Détectée par les services de Bercy dès juin, l’intrusion dans le système informatique de la DGFiP n’a pourtant été rendue publique que près de deux mois plus tard, après sa revendication par un pirate. Un délai qui interroge sur la communication du gouvernement et sur l’information due aux contribuables potentiellement concernés par la fuite de leurs données.


 

Le système d’information de la Direction générale des finances publiques (DGFiP) a été victime, fin juin, d’une intrusion informatique ayant permis la consultation et l’extraction de données concernant des particuliers et des professionnels. Révélée le 12 août par un acteur malveillant, l’attaque a été confirmée le lendemain par Bercy.

Selon le ministère, l’accès avait été obtenu à la suite d’une usurpation d’identité et avait été coupé fin juin. Mais les investigations ont établi qu’avant cette coupure, des données avaient pu être consultées et extraites.

L’ampleur exacte de la fuite reste à déterminer. Le site spécialisé French Breaches évoque 678 437 personnes potentiellement concernées, dont 392 867 particuliers et 285 570 professionnels. Le pirate affirme notamment détenir des noms, dates de naissance, adresses, identifiants fonciers, parcelles cadastrales et informations relatives aux biens détenus. Le Monde indique avoir pu consulter un échantillon correspondant à cette revendication. Bercy, de son côté, n’a pour l’instant confirmé ni ce nombre ni l’ensemble de ces données.
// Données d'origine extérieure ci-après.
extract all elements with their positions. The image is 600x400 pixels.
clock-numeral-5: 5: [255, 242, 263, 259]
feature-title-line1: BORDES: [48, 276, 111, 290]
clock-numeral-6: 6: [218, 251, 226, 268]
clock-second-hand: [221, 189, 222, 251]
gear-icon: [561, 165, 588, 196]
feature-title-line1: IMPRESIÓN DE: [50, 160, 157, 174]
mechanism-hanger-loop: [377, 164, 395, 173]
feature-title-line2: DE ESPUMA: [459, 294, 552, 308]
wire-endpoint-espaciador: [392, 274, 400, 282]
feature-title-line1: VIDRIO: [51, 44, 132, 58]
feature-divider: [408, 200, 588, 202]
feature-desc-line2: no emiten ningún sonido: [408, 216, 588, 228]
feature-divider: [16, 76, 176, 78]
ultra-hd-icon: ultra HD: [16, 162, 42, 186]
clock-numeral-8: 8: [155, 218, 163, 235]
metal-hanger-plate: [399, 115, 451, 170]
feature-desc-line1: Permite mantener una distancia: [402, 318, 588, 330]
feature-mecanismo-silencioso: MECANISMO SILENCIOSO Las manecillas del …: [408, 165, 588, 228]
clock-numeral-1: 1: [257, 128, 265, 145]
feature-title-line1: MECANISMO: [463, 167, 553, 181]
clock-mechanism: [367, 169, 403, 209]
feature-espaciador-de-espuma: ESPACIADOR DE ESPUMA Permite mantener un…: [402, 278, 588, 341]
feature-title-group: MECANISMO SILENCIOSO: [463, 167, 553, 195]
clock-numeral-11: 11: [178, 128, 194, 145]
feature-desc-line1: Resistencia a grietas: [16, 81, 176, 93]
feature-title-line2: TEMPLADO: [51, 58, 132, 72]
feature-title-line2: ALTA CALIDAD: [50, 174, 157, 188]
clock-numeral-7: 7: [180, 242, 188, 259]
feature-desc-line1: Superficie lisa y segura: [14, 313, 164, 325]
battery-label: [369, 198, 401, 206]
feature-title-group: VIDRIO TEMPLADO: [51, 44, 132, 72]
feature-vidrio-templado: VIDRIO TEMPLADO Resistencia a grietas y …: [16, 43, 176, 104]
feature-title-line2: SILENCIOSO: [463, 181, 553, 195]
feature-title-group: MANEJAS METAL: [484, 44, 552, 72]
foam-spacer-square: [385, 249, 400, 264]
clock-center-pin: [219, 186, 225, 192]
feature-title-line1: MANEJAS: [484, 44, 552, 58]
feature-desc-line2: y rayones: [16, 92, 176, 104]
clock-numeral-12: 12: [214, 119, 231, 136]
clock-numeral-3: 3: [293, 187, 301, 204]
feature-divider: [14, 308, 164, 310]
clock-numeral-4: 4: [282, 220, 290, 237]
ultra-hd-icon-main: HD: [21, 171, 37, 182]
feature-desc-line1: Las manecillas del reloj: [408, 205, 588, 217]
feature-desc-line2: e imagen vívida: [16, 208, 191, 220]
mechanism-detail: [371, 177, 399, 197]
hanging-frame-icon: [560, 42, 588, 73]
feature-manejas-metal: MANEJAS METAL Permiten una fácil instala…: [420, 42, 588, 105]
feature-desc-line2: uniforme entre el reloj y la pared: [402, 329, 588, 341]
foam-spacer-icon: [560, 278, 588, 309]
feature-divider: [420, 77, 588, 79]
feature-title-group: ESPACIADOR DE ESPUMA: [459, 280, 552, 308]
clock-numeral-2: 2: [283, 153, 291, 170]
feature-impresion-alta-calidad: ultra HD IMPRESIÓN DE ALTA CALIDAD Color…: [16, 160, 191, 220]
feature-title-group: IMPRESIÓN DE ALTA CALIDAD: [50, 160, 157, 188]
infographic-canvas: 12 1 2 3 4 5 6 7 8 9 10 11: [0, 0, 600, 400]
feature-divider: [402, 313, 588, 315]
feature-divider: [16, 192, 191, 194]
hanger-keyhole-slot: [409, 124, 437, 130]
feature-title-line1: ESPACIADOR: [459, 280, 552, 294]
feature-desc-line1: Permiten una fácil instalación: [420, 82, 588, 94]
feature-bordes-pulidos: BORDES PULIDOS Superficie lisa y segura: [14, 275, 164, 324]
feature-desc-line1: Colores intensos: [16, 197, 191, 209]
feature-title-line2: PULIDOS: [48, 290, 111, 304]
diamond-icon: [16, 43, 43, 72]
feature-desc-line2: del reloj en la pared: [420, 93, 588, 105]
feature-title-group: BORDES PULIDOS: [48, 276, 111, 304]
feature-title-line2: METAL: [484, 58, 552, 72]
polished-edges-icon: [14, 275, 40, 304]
L’affaire soulève surtout des questions sur la capacité du système fiscal à empêcher qu’une usurpation d’identité ne débouche sur un accès suffisamment large pour permettre l’extraction de données. Comment un accès obtenu frauduleusement a-t-il pu permettre la consultation de données sensibles ? Quels contrôles ont détecté l’anomalie, avec quel délai et quelle capacité de réaction ? Des mécanismes de limitation des droits, de cloisonnement des bases et de détection des extractions massives étaient-ils suffisamment efficaces ? Autrement dit, la question n’est pas seulement de savoir comment le pirate est entré, mais aussi pourquoi il a pu consulter et extraire des données avant que son accès ne soit neutralisé.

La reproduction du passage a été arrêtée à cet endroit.